No details are provided of the ‘improvements’ to the Speedwell Street/St Aldates junction to handle additional bus traffic, nor any data on what the volume of additional traffic is likely to be. No mention is made of any need for ‘improvements’ to the junction at Hollybush Row/Park End Street to enable additional bus traffic to be accommodated.

The junction of Hollybush Row/Park End Street forms one corner of Frideswide Square, the most notorious congestion and urban environmental black-spot in Oxford. Why does the map exhibited not show the newly-developed Frideswide Square re-configuration proposals, since these have Cabinet approval for implementation? What assessment has been made of the effects of introducing London and Airport coach service vehicles on the newly-developed proposals for the re-configuration of Frideswide Square? What assessment has been made on the effect on journey times of these services, of the proposed re-configuration?

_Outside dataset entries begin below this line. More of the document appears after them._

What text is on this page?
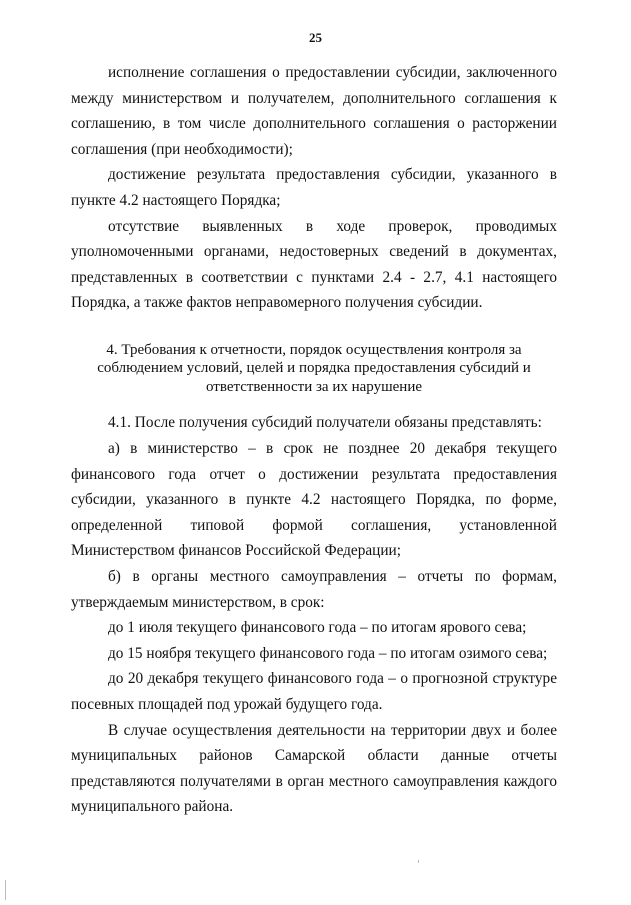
25

исполнение соглашения о предоставлении субсидии, заключенного между министерством и получателем, дополнительного соглашения к соглашению, в том числе дополнительного соглашения о расторжении соглашения (при необходимости);

достижение результата предоставления субсидии, указанного в пункте 4.2 настоящего Порядка;

отсутствие выявленных в ходе проверок, проводимых уполномоченными органами, недостоверных сведений в документах, представленных в соответствии с пунктами 2.4 - 2.7, 4.1 настоящего Порядка, а также фактов неправомерного получения субсидии.

4. Требования к отчетности, порядок осуществления контроля за
соблюдением условий, целей и порядка предоставления субсидий и
ответственности за их нарушение

4.1. После получения субсидий получатели обязаны представлять:

а) в министерство – в срок не позднее 20 декабря текущего финансового года отчет о достижении результата предоставления субсидии, указанного в пункте 4.2 настоящего Порядка, по форме, определенной типовой формой соглашения, установленной Министерством финансов Российской Федерации;

б) в органы местного самоуправления – отчеты по формам, утверждаемым министерством, в срок:

до 1 июля текущего финансового года – по итогам ярового сева;

до 15 ноября текущего финансового года – по итогам озимого сева;

до 20 декабря текущего финансового года – о прогнозной структуре посевных площадей под урожай будущего года.

В случае осуществления деятельности на территории двух и более муниципальных районов Самарской области данные отчеты представляются получателями в орган местного самоуправления каждого муниципального района.
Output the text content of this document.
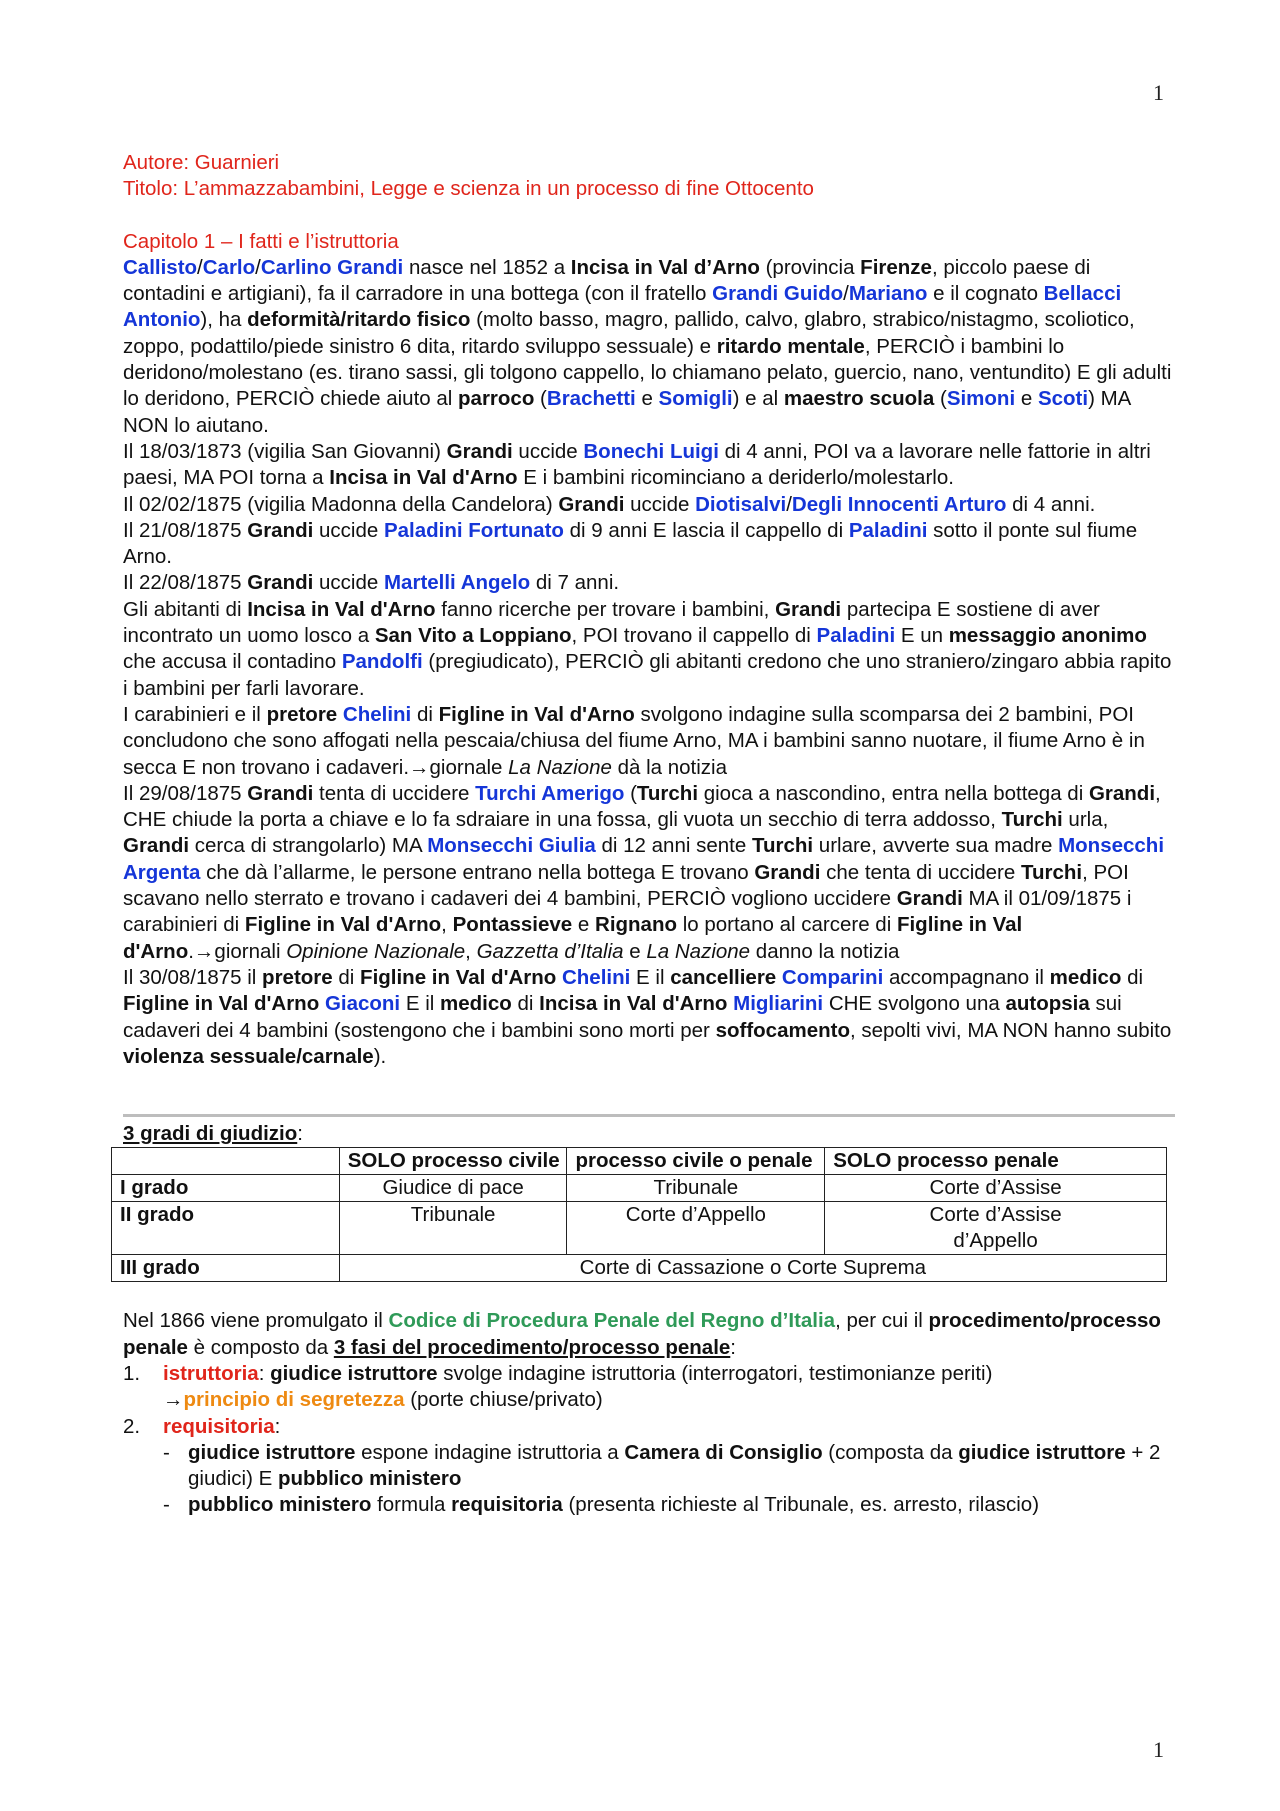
1

Autore: Guarnieri

Titolo: L’ammazzabambini, Legge e scienza in un processo di fine Ottocento

Capitolo 1 – I fatti e l’istruttoria

Callisto/Carlo/Carlino Grandi nasce nel 1852 a Incisa in Val d’Arno (provincia Firenze, piccolo paese di contadini e artigiani), fa il carradore in una bottega (con il fratello Grandi Guido/Mariano e il cognato Bellacci Antonio), ha deformità/ritardo fisico (molto basso, magro, pallido, calvo, glabro, strabico/nistagmo, scoliotico, zoppo, podattilo/piede sinistro 6 dita, ritardo sviluppo sessuale) e ritardo mentale, PERCIÒ i bambini lo deridono/molestano (es. tirano sassi, gli tolgono cappello, lo chiamano pelato, guercio, nano, ventundito) E gli adulti lo deridono, PERCIÒ chiede aiuto al parroco (Brachetti e Somigli) e al maestro scuola (Simoni e Scoti) MA NON lo aiutano.

Il 18/03/1873 (vigilia San Giovanni) Grandi uccide Bonechi Luigi di 4 anni, POI va a lavorare nelle fattorie in altri paesi, MA POI torna a Incisa in Val d'Arno E i bambini ricominciano a deriderlo/molestarlo.

Il 02/02/1875 (vigilia Madonna della Candelora) Grandi uccide Diotisalvi/Degli Innocenti Arturo di 4 anni.

Il 21/08/1875 Grandi uccide Paladini Fortunato di 9 anni E lascia il cappello di Paladini sotto il ponte sul fiume Arno.

Il 22/08/1875 Grandi uccide Martelli Angelo di 7 anni.

Gli abitanti di Incisa in Val d'Arno fanno ricerche per trovare i bambini, Grandi partecipa E sostiene di aver incontrato un uomo losco a San Vito a Loppiano, POI trovano il cappello di Paladini E un messaggio anonimo che accusa il contadino Pandolfi (pregiudicato), PERCIÒ gli abitanti credono che uno straniero/zingaro abbia rapito i bambini per farli lavorare.

I carabinieri e il pretore Chelini di Figline in Val d'Arno svolgono indagine sulla scomparsa dei 2 bambini, POI concludono che sono affogati nella pescaia/chiusa del fiume Arno, MA i bambini sanno nuotare, il fiume Arno è in secca E non trovano i cadaveri.→giornale La Nazione dà la notizia

Il 29/08/1875 Grandi tenta di uccidere Turchi Amerigo (Turchi gioca a nascondino, entra nella bottega di Grandi, CHE chiude la porta a chiave e lo fa sdraiare in una fossa, gli vuota un secchio di terra addosso, Turchi urla, Grandi cerca di strangolarlo) MA Monsecchi Giulia di 12 anni sente Turchi urlare, avverte sua madre Monsecchi Argenta che dà l’allarme, le persone entrano nella bottega E trovano Grandi che tenta di uccidere Turchi, POI scavano nello sterrato e trovano i cadaveri dei 4 bambini, PERCIÒ vogliono uccidere Grandi MA il 01/09/1875 i carabinieri di Figline in Val d'Arno, Pontassieve e Rignano lo portano al carcere di Figline in Val d'Arno.→giornali Opinione Nazionale, Gazzetta d’Italia e La Nazione danno la notizia

Il 30/08/1875 il pretore di Figline in Val d'Arno Chelini E il cancelliere Comparini accompagnano il medico di Figline in Val d'Arno Giaconi E il medico di Incisa in Val d'Arno Migliarini CHE svolgono una autopsia sui cadaveri dei 4 bambini (sostengono che i bambini sono morti per soffocamento, sepolti vivi, MA NON hanno subito violenza sessuale/carnale).

3 gradi di giudizio:

	SOLO processo civile	processo civile o penale	SOLO processo penale
I grado	Giudice di pace	Tribunale	Corte d’Assise
II grado	Tribunale	Corte d’Appello	Corte d’Assise d’Appello
III grado	Corte di Cassazione o Corte Suprema		

Nel 1866 viene promulgato il Codice di Procedura Penale del Regno d’Italia, per cui il procedimento/processo penale è composto da 3 fasi del procedimento/processo penale:

1. istruttoria: giudice istruttore svolge indagine istruttoria (interrogatori, testimonianze periti)
→principio di segretezza (porte chiuse/privato)
2. requisitoria:
- giudice istruttore espone indagine istruttoria a Camera di Consiglio (composta da giudice istruttore + 2 giudici) E pubblico ministero
- pubblico ministero formula requisitoria (presenta richieste al Tribunale, es. arresto, rilascio)
1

The additional vehicles which would be routed along Hollybush Row and Park End Street are exclusively diesel-engined and would contribute to the levels of NO and PM2.5 pollutants, which are currently regarded as the most serious detractors from air quality in urban areas. Has any assessment of the effects of these additional vehicles on air quality been made, if not, why not, and if so, what were the conclusions, bearing in mind the already poor standards of air quality in several locations in the city centre?

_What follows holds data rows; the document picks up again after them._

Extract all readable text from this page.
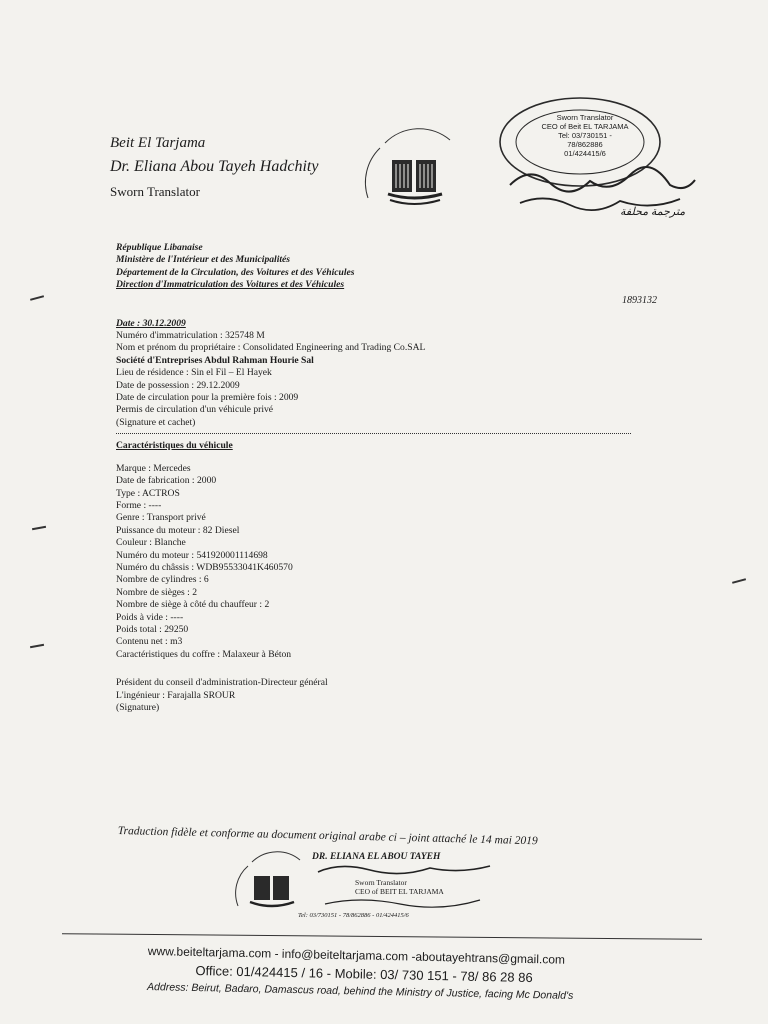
Beit El Tarjama
Dr. Eliana Abou Tayeh Hadchity
Sworn Translator
Sworn Translator
CEO of Beit EL TARJAMA
Tel: 03/730151 - 78/862886
01/424415/6
مترجمة محلفة
1893132
République Libanaise
Ministère de l'Intérieur et des Municipalités
Département de la Circulation, des Voitures et des Véhicules
Direction d'Immatriculation des Voitures et des Véhicules
Date : 30.12.2009
Numéro d'immatriculation : 325748 M
Nom et prénom du propriétaire : Consolidated Engineering and Trading Co.SAL
Société d'Entreprises Abdul Rahman Hourie Sal
Lieu de résidence : Sin el Fil – El Hayek
Date de possession : 29.12.2009
Date de circulation pour la première fois : 2009
Permis de circulation d'un véhicule privé
(Signature et cachet)
Caractéristiques du véhicule
Marque : Mercedes
Date de fabrication : 2000
Type : ACTROS
Forme : ----
Genre : Transport privé
Puissance du moteur : 82 Diesel
Couleur : Blanche
Numéro du moteur : 541920001114698
Numéro du châssis : WDB95533041K460570
Nombre de cylindres : 6
Nombre de sièges : 2
Nombre de siège à côté du chauffeur : 2
Poids à vide : ----
Poids total : 29250
Contenu net : m3
Caractéristiques du coffre : Malaxeur à Béton
Président du conseil d'administration-Directeur général
L'ingénieur : Farajalla SROUR
(Signature)
Traduction fidèle et conforme au document original arabe ci – joint attaché le 14 mai 2019
DR. ELIANA EL ABOU TAYEH
Sworn Translator
CEO of BEIT EL TARJAMA
Tel: 03/730151 - 78/862886 - 01/424415/6
www.beiteltarjama.com - info@beiteltarjama.com -aboutayehtrans@gmail.com
Office: 01/424415 / 16 - Mobile: 03/ 730 151 - 78/ 86 28 86
Address: Beirut, Badaro, Damascus road, behind the Ministry of Justice, facing Mc Donald's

The text ‘To Station’ shown on New Road is meaningless. Thames Street/Oxpens Road leads equally to the station, by a shorter route from, say, the John Lewis store. It is unclear if the orange line represents the ONLY bus route (so that no buses except London and Airport services would use Hollybush Row), or if this merely represents altered routes.

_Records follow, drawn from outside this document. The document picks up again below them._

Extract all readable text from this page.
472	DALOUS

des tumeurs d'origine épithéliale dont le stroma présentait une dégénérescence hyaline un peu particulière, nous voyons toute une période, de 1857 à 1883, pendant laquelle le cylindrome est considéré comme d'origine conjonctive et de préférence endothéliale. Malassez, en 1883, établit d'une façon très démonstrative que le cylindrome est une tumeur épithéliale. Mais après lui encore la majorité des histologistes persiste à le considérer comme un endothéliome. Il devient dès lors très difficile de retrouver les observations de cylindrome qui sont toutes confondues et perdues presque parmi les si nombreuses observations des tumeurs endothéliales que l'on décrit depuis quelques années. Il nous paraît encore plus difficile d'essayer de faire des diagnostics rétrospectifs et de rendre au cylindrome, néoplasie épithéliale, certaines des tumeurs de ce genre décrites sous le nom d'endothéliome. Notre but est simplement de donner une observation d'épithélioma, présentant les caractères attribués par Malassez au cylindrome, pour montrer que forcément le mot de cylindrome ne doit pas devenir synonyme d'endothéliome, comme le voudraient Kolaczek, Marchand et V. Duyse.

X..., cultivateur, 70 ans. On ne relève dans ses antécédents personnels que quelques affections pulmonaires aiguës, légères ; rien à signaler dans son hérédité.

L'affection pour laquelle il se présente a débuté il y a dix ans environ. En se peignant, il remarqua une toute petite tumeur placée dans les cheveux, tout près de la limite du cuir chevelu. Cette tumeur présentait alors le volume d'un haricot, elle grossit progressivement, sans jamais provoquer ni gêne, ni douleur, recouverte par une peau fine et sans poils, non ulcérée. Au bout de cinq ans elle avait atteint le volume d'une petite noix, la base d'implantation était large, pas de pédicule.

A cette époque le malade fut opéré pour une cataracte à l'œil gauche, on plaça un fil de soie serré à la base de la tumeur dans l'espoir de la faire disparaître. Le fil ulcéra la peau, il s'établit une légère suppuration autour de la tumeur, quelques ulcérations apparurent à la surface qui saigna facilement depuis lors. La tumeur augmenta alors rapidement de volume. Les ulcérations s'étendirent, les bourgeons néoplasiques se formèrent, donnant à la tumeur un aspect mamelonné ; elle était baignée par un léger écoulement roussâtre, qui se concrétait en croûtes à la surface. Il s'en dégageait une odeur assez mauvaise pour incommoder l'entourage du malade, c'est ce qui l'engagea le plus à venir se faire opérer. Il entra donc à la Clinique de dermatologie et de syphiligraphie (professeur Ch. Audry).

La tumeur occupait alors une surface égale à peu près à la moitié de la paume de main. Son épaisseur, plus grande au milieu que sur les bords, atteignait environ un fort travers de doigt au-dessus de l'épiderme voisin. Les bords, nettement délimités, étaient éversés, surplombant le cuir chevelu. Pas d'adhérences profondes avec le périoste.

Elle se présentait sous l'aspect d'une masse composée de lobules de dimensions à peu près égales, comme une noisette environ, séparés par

No details of the actual bus services for each route are provided, and no analysis of journey times for each affected service is provided; the acceptability or otherwise of the proposed re-routeing is thus impossible to judge.
What quantitative assessment has been made of the effects of removal of bus services from Queen Street? How have the benefits been measured and evaluated against the adverse effects? Without data on this assessment, it is impossible to comment on the acceptability of the proposal.

The removal of bus services from Queen Street, and their diversion onto a new route which deliberately incorporates additional 90° corners seems likely to make the journey time from the Castle to Carfax excessive, to the detriment of those incapable of walking between them. The consequences of this seem likely also to deter bus travel generally. Since public transport will be critical to the success of the new Westgate development, any actions which make its use less attractive will be detrimental.

It is impossible to comment on the ‘improvements’ to pavements, pedestrian crossings and bus stops since no information is provided; for bus stops, the number, nature and frequency of the bus movements, and hence the dimensions and layout of the stops, and the relationships and dimensions of footpaths, cycle tracks and carriageways, and the materials used in the ‘improvements’, are key factors in assessing the merits of the proposals, yet none of this information has been provided.

No indication is shown of any proposals for the improvement of Old Greyfriars Street, Turn Again Lane or the lower end of St Ebbe’s Street, yet these are part of the public realm which will be closely associated with the new Westgate development, as evidenced by the reference to the location of taxi drop-off/pick-up here. It will be important to the success of the development that all the surrounding public realm is improved consistently.

In conclusion, the proposals shown on the ‘Wider transport proposals’ map are far too simplistic, with far too little evidence of detailed consideration having been given, to enable any judgement to be made of the overall acceptability. As presented, the proposals appear to be a very superficial sketching out of some possible solutions, with little or no consideration of many of the key issues and consequences, without which the merits simply cannot be judged.